Question

Length of the common chord of the circles \(x^2 + y^2 - 6x + 5 = 0\) and \(x^2 + y^2 + 4y - 5 = 0\) is:

• A. \(\sqrt{13}\)
• B. \(\frac{12}{\sqrt{13}}\)
• C. \(\frac{6}{\sqrt{13}}\)
• D. \(2\sqrt{13}\)

Hint:

For the common chord of two circles, use the distance between their centers and the radii to calculate the chord length.
- Use the formula: \(L = 2 \sqrt{r_1^2 - \left(\frac{d^2 - r_2^2 + r_1^2}{2d}\right)^2}\).

Answer 1

The Correct Option is B

We are given two circles with equations: 1. \(x^2 + y^2 - 6x + 5 = 0\) 2. \(x^2 + y^2 + 4y - 5 = 0\) ### Step 1: Rewriting the equations in standard form.
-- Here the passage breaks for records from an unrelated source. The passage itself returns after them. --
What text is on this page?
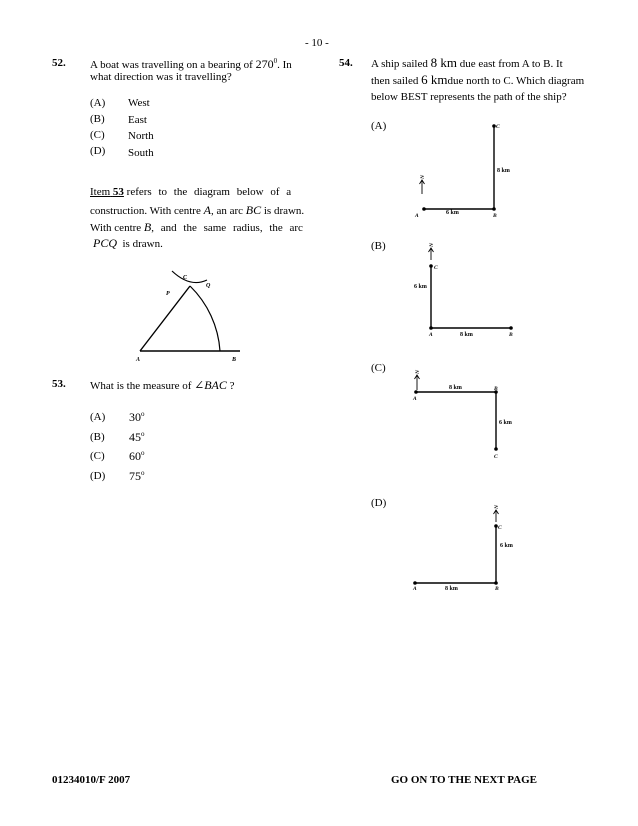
- 10 -
52. A boat was travelling on a bearing of $270^0$. In
what direction was it travelling?
(A) West
(B) East
(C) North
(D) South
Item 53 refers to the diagram below of a
construction. With centre A, an arc BC is drawn.
With centre B, and the same radius, the arc
PCQ is drawn.
C
P
Q
A	B
53. What is the measure of ∠BAC ?
(A) 30$^o$
(B) 45$^o$
(C) 60$^o$
(D) 75$^o$
54. A ship sailed 8 km due east from A to B. It
then sailed 6 kmdue north to C. Which diagram
below BEST represents the path of the ship?
(A)
N
A	B
C
6 km
8 km
(B)	N
A	B
C
8 km
6 km
(C)	N
A
B
C
8 km
6 km
(D)	N
A	B
C
8 km
6 km
01234010/F 2007	GO ON TO THE NEXT PAGE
For the first circle, complete the square for \(x\): \[ x^2 - 6x + 9 + y^2 + 5 - 9 = 0 \quad \Rightarrow \quad (x - 3)^2 + y^2 = 4. \] So, the center of the first circle is \((3, 0)\) and the radius is \(2\). For the second circle, complete the square for \(y\): \[ x^2 + y^2 + 4y + 4 - 4 - 5 = 0 \quad \Rightarrow \quad x^2 + (y + 2)^2 = 1. \] So, the center of the second circle is \((0, -2)\) and the radius is \(1\). Step 2: Finding the length of the common chord. The distance \(d\) between the centers of the two circles is: \[ d = \sqrt{(3 - 0)^2 + (0 - (-2))^2} = \sqrt{9 + 4} = \sqrt{13}. \] Using the formula for the length \(L\) of the common chord: \[ L = \sqrt{r_1^2 - \left(\frac{d^2 - r_2^2 + r_1^2}{2d}\right)^2}, \] where \(r_1 = 2\), \(r_2 = 1\), and \(d = \sqrt{13}\). Substitute these values into the formula: \[ L = \sqrt{2^2 - \left(\frac{13 - 1 + 4}{2\sqrt{13}}\right)^2} = 2 \sqrt{4 - \left(\frac{16}{2\sqrt{13}}\right)^2} = 2 \sqrt{4 - \frac{256}{52}}. \] Simplifying this expression: \[ L = \sqrt{4 - \frac{64}{13}} = \sqrt{\frac{52}{13} - \frac{64}{13}} = \frac{12}{\sqrt{13}}. \] Thus, the length of the common chord is \(\boxed{\frac{12}{\sqrt{13}}}\).